2020 Pipeline Pilot Hackathon Challenge #2

The COVID-19 crisis has sparked a race to find a cure as quickly as possible. One of the quickest paths towards that goal is repurposing existing drugs. To support drug-repurposing initiatives, the American Chemical Society has made public a set of antiviral candidates (https://www.cas.org/covid-19-antiviral-compounds-dataset) that can be downloaded in SD format. This set contains existing antiviral drugs and compounds structurally similar to existing antivirals. You can use any other public data sources to accomplish the tasks below.


  1. Using publicly-available bioassay data (a good source is https://reframedb.org/), build a predictive model that can identify compounds with potential activity against COVID-19.

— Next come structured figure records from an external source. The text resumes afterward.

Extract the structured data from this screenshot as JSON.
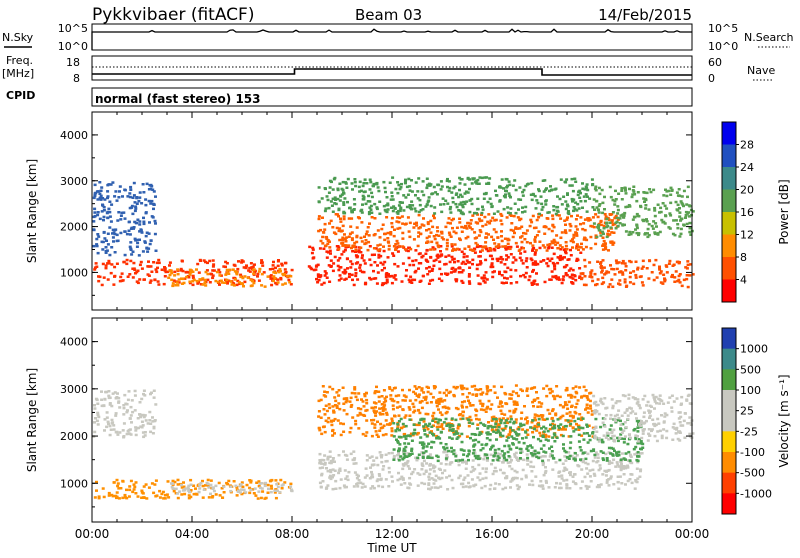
{
  "header": {
    "station": "Pykkvibaer (fitACF)",
    "beam": "Beam 03",
    "date": "14/Feb/2015"
  },
  "nsky_panel": {
    "left_label": "N.Sky",
    "left_ticks": [
      "10^5",
      "10^0"
    ],
    "right_ticks": [
      "10^5",
      "10^0"
    ],
    "right_label": "N.Search"
  },
  "freq_panel": {
    "left_label_1": "Freq.",
    "left_label_2": "[MHz]",
    "left_ticks": [
      "18",
      "8"
    ],
    "right_ticks": [
      "60",
      "0"
    ],
    "right_label": "Nave",
    "cpid_label": "CPID",
    "cpid_text": "normal (fast stereo) 153"
  },
  "chart_data": [
    {
      "type": "heatmap",
      "title": "",
      "quantity": "Power",
      "ylabel": "Slant Range [km]",
      "ylim": [
        180,
        4500
      ],
      "y_ticks": [
        "1000",
        "2000",
        "3000",
        "4000"
      ],
      "colorbar_label": "Power [dB]",
      "colorbar_ticks": [
        "28",
        "24",
        "20",
        "16",
        "12",
        "8",
        "4"
      ],
      "colors": [
        "#0000ee",
        "#2050c0",
        "#3c8a8a",
        "#5aa050",
        "#c8c000",
        "#ff8c00",
        "#ff5000",
        "#ff0000"
      ],
      "bands": [
        {
          "t0": 0.0,
          "t1": 8.0,
          "r0": 750,
          "r1": 1300,
          "color": "#ff3000"
        },
        {
          "t0": 3.0,
          "t1": 8.0,
          "r0": 700,
          "r1": 1100,
          "color": "#ff8c00"
        },
        {
          "t0": 8.6,
          "t1": 19.5,
          "r0": 750,
          "r1": 1600,
          "color": "#ff2000"
        },
        {
          "t0": 9.0,
          "t1": 21.0,
          "r0": 1500,
          "r1": 2300,
          "color": "#ff6000"
        },
        {
          "t0": 9.0,
          "t1": 20.0,
          "r0": 2300,
          "r1": 3100,
          "color": "#4a9a50"
        },
        {
          "t0": 0.0,
          "t1": 2.5,
          "r0": 1400,
          "r1": 3000,
          "color": "#3060b0"
        },
        {
          "t0": 19.5,
          "t1": 24.0,
          "r0": 700,
          "r1": 1300,
          "color": "#ff5000"
        },
        {
          "t0": 20.0,
          "t1": 24.0,
          "r0": 1800,
          "r1": 2900,
          "color": "#5aa050"
        }
      ]
    },
    {
      "type": "heatmap",
      "title": "",
      "quantity": "Velocity",
      "ylabel": "Slant Range [km]",
      "ylim": [
        180,
        4500
      ],
      "y_ticks": [
        "1000",
        "2000",
        "3000",
        "4000"
      ],
      "colorbar_label": "Velocity [m s⁻¹]",
      "colorbar_ticks": [
        "1000",
        "500",
        "100",
        "25",
        "-25",
        "-100",
        "-500",
        "-1000"
      ],
      "colors": [
        "#2040b0",
        "#3c8a8a",
        "#50a040",
        "#c8c8c0",
        "#c8c8c0",
        "#ffd000",
        "#ff8c00",
        "#ff4000",
        "#ff0000"
      ],
      "bands": [
        {
          "t0": 9.0,
          "t1": 22.0,
          "r0": 900,
          "r1": 1700,
          "color": "#c8c8c0"
        },
        {
          "t0": 0.0,
          "t1": 8.0,
          "r0": 700,
          "r1": 1100,
          "color": "#ff9000"
        },
        {
          "t0": 3.0,
          "t1": 8.0,
          "r0": 800,
          "r1": 1050,
          "color": "#c8c8c0"
        },
        {
          "t0": 9.0,
          "t1": 20.0,
          "r0": 2000,
          "r1": 3100,
          "color": "#ff8000"
        },
        {
          "t0": 12.0,
          "t1": 22.0,
          "r0": 1500,
          "r1": 2400,
          "color": "#4aa050"
        },
        {
          "t0": 0.0,
          "t1": 2.5,
          "r0": 2000,
          "r1": 3000,
          "color": "#c8c8c0"
        },
        {
          "t0": 20.0,
          "t1": 24.0,
          "r0": 1900,
          "r1": 2900,
          "color": "#c8c8c0"
        }
      ]
    }
  ],
  "time_axis": {
    "label": "Time UT",
    "ticks": [
      "00:00",
      "04:00",
      "08:00",
      "12:00",
      "16:00",
      "20:00",
      "00:00"
    ]
  }
}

  2. Virtually screen the compounds in the CAS data set indicated above using the built model and select the top-scoring compounds.
  3. Assess the toxicity and bioavailability of these top compounds (predicted and real, if available).

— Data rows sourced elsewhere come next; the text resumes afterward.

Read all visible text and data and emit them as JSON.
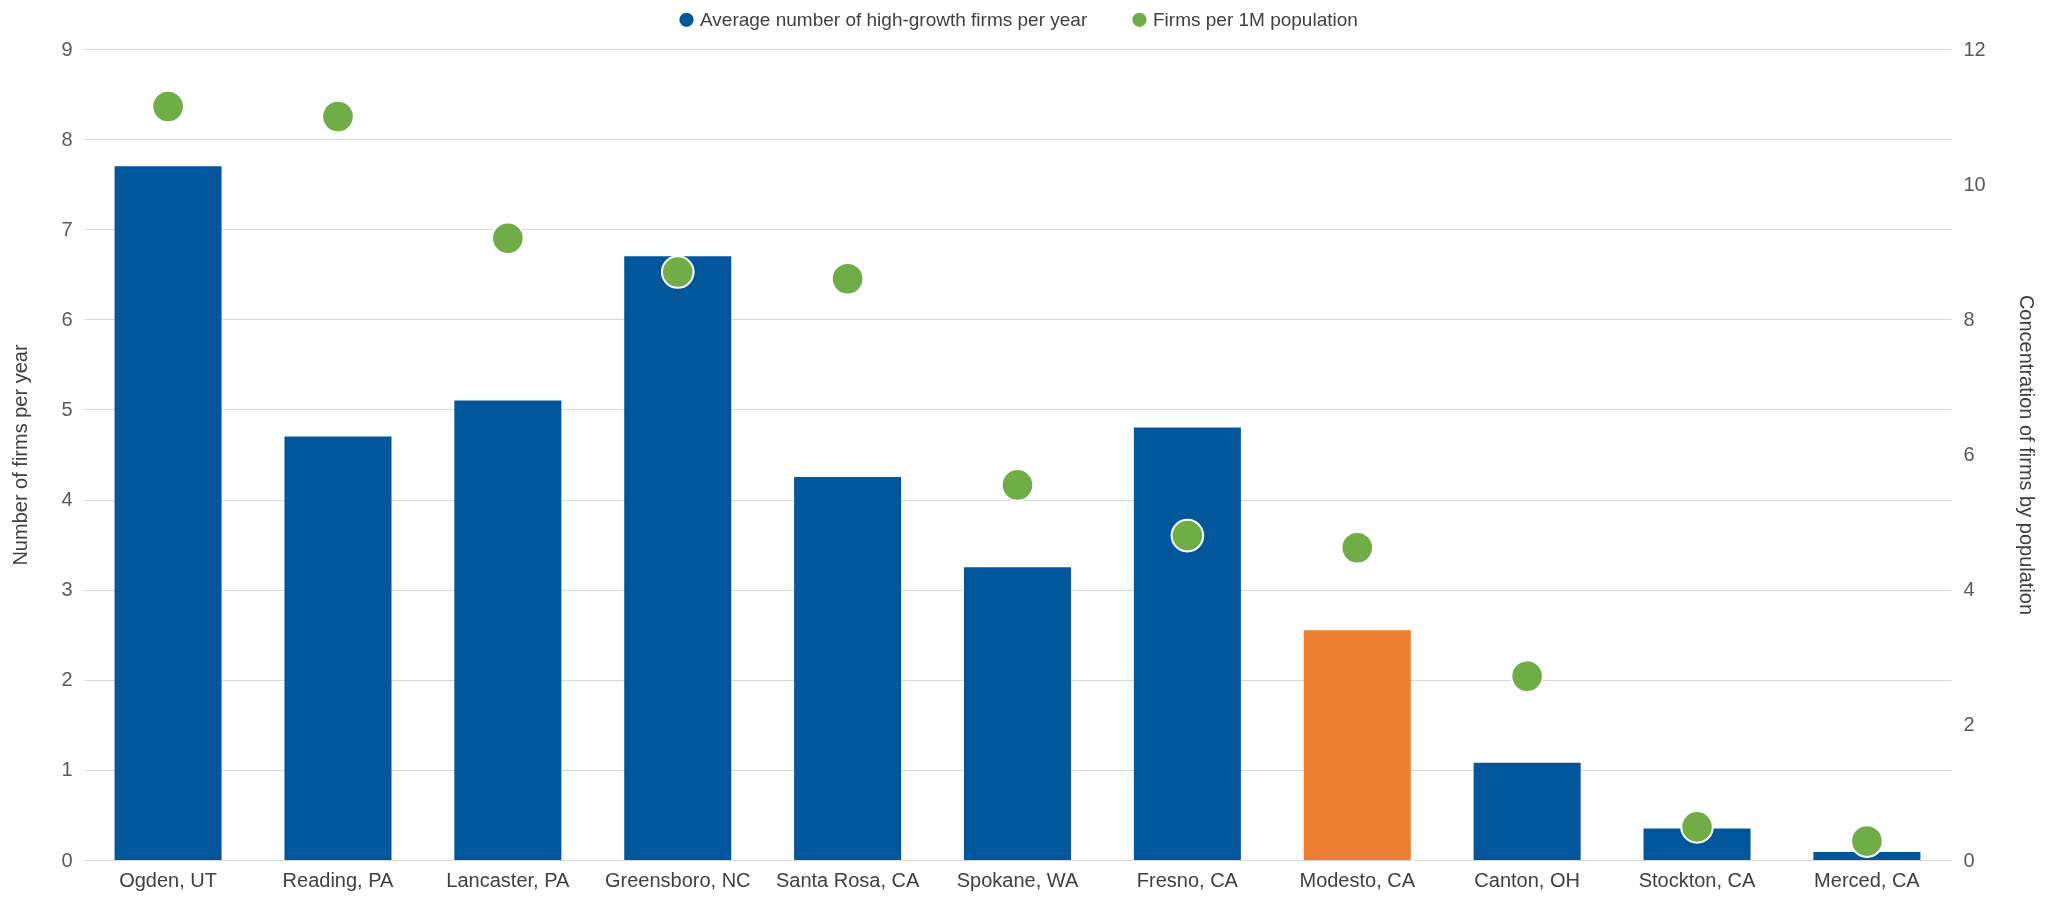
{
  "chart_data": {
    "type": "bar",
    "ylabel": "Number of firms per year",
    "y2label": "Concentration of firms by population",
    "categories": [
      "Ogden, UT",
      "Reading, PA",
      "Lancaster, PA",
      "Greensboro, NC",
      "Santa Rosa, CA",
      "Spokane, WA",
      "Fresno, CA",
      "Modesto, CA",
      "Canton, OH",
      "Stockton, CA",
      "Merced, CA"
    ],
    "series": [
      {
        "name": "Average number of high-growth firms per year",
        "color": "#02569b",
        "colors": [
          "#02569b",
          "#02569b",
          "#02569b",
          "#02569b",
          "#02569b",
          "#02569b",
          "#02569b",
          "#ed7d31",
          "#02569b",
          "#02569b",
          "#02569b"
        ],
        "values": [
          7.7,
          4.7,
          5.1,
          6.7,
          4.25,
          3.25,
          4.8,
          2.55,
          1.08,
          0.35,
          0.09
        ]
      },
      {
        "name": "Firms per 1M population",
        "type": "scatter",
        "axis": "y2",
        "color": "#70ad47",
        "values": [
          11.15,
          11.0,
          9.2,
          8.7,
          8.6,
          5.55,
          4.8,
          4.62,
          2.72,
          0.49,
          0.28
        ]
      }
    ],
    "ylim": [
      0,
      9
    ],
    "yticks": [
      0,
      1,
      2,
      3,
      4,
      5,
      6,
      7,
      8,
      9
    ],
    "y2lim": [
      0,
      12
    ],
    "y2ticks": [
      0,
      2,
      4,
      6,
      8,
      10,
      12
    ],
    "grid": "y",
    "legend": "top",
    "marker": "circle"
  }
}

  4. Create a Pipeline Pilot component that checks if the input compounds are patented. Assess the speed of your new component.
  5.  Generate new molecules starting with your top-scoring compounds found above using any method available in Pipeline Pilot, score them using your predictive model and select any that score higher than the top compounds selected from the CAS data set. Assess toxicity, bioavailability and patentability for these new compounds as well.
  6. Present your two sets of results in a report.